Desenhos animados de papel recortado representando o bombardeio de um quarteirão da cidade são sincronizados com o áudio de um bombardeio real.
O filme de animação foca em um irmão e uma irmã cuja mãe escreveu seus nomes em seus membros com marcador permanente para que pudessem ser identificados mesmo se as bombas os desmembrassem. “Flashback”, de Islam El Zeriei, é um esboço de personagem de uma menina (Farah Al Zerei) descrevendo a destruição de sua casa, a dizimação de sua família e o TEPT que ela sofreu depois; começa com ela falando sobre sua “bolsa de viagem”, que ela e todos os outros na família mantêm à mão caso tenham que fugir repentinamente. “Out of Frame”, de Neda’a Abu Hasna, nos apresenta uma pintora que continuou trabalhando em seu projeto de pós-graduação, embora o exército israelense tenha explodido sua universidade duas semanas antes.
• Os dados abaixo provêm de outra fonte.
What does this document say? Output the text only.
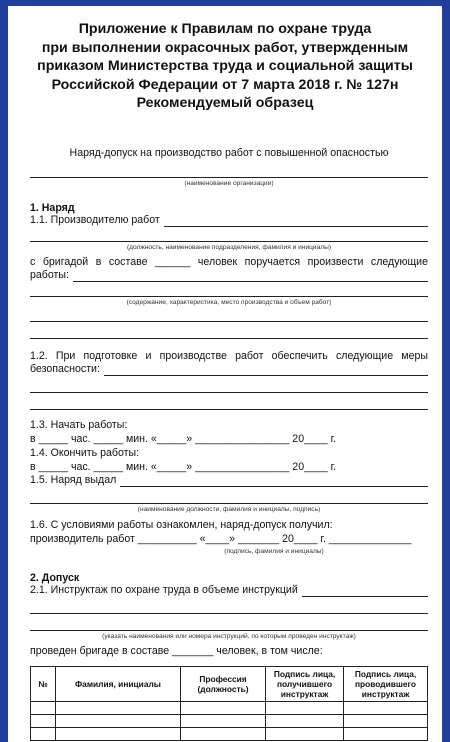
Приложение к Правилам по охране труда
при выполнении окрасочных работ, утвержденным
приказом Министерства труда и социальной защиты
Российской Федерации от 7 марта 2018 г. № 127н
Рекомендуемый образец
Наряд-допуск на производство работ с повышенной опасностью
(наименование организации)
1. Наряд
1.1. Производителю работ
(должность, наименование подразделения, фамилия и инициалы)
с бригадой в составе ______ человек поручается произвести следующие
работы:
(содержание, характеристика, место производства и объем работ)
1.2. При подготовке и производстве работ обеспечить следующие меры
безопасности:
1.3. Начать работы:
в _____ час. _____ мин. «_____» ________________ 20____ г.
1.4. Окончить работы:
в _____ час. _____ мин. «_____» ________________ 20____ г.
1.5. Наряд выдал
(наименование должности, фамилия и инициалы, подпись)
1.6. С условиями работы ознакомлен, наряд-допуск получил:
производитель работ __________ «____» _______ 20____ г. ______________
(подпись, фамилия и инициалы)
2. Допуск
2.1. Инструктаж по охране труда в объеме инструкций
(указать наименования или номера инструкций, по которым проведен инструктаж)
проведен бригаде в составе _______ человек, в том числе:
№	Фамилия, инициалы	Профессия (должность)	Подпись лица, получившего инструктаж	Подпись лица, проводившего инструктаж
“Sorry, Cinema”, de Ahmed Hassouna, é um pedido de desculpas à forma de arte pela incapacidade do cineasta de perseguir seus sonhos. “Perdoe-me cinema, devo deixar a câmera de lado e correr com os outros”, ele narra. O final de “Sorry, Cinema” chega bem perto de resumir todo o sentimento desta antologia: é uma montagem de filmagens em primeira pessoa de Hassouna correndo junto com outros moradores de Gaza em direção a um aglomerado de rações caindo do céu, suas quedas amortecidas por pequenos paraquedas. Eles estão todos correndo o mais rápido que podem. Um homem está dirigindo uma pequena carroça puxada por um burro. Alguns pequenos caminhões de serviço entram em cena e desaparecem rapidamente na distância, e muitos dos corredores desistem e diminuem a velocidade porque não conseguem competir. Um dos pacotes de ração era um tijolo de farinha que se abriu no chão. Isso não impede as pessoas de tentarem juntar os restos.
Inevitavelmente, uma sensação de urgência e incompletude paira sobre “From Ground Zero”. Todos aqui estão fazendo o melhor que podem com o que têm. Problemas técnicos ou falhas conceituais ou estilísticas se tornam irrelevantes em um contexto como este.
Por fim, nem sempre entendemos as conexões entre as pessoas dentro de histórias individuais e não sabemos o que aconteceu com qualquer pessoa individual que foi perfilada em um segmento de não ficção ou que atuou em um segmento com script. Em vez de ser confuso, isso tem um efeito universalizante. Sentimos que isso poderia acontecer conosco também, graças ao aspecto de máquina de empatia da narrativa cinematográfica. É uma visão diferente e vale a pena conferir!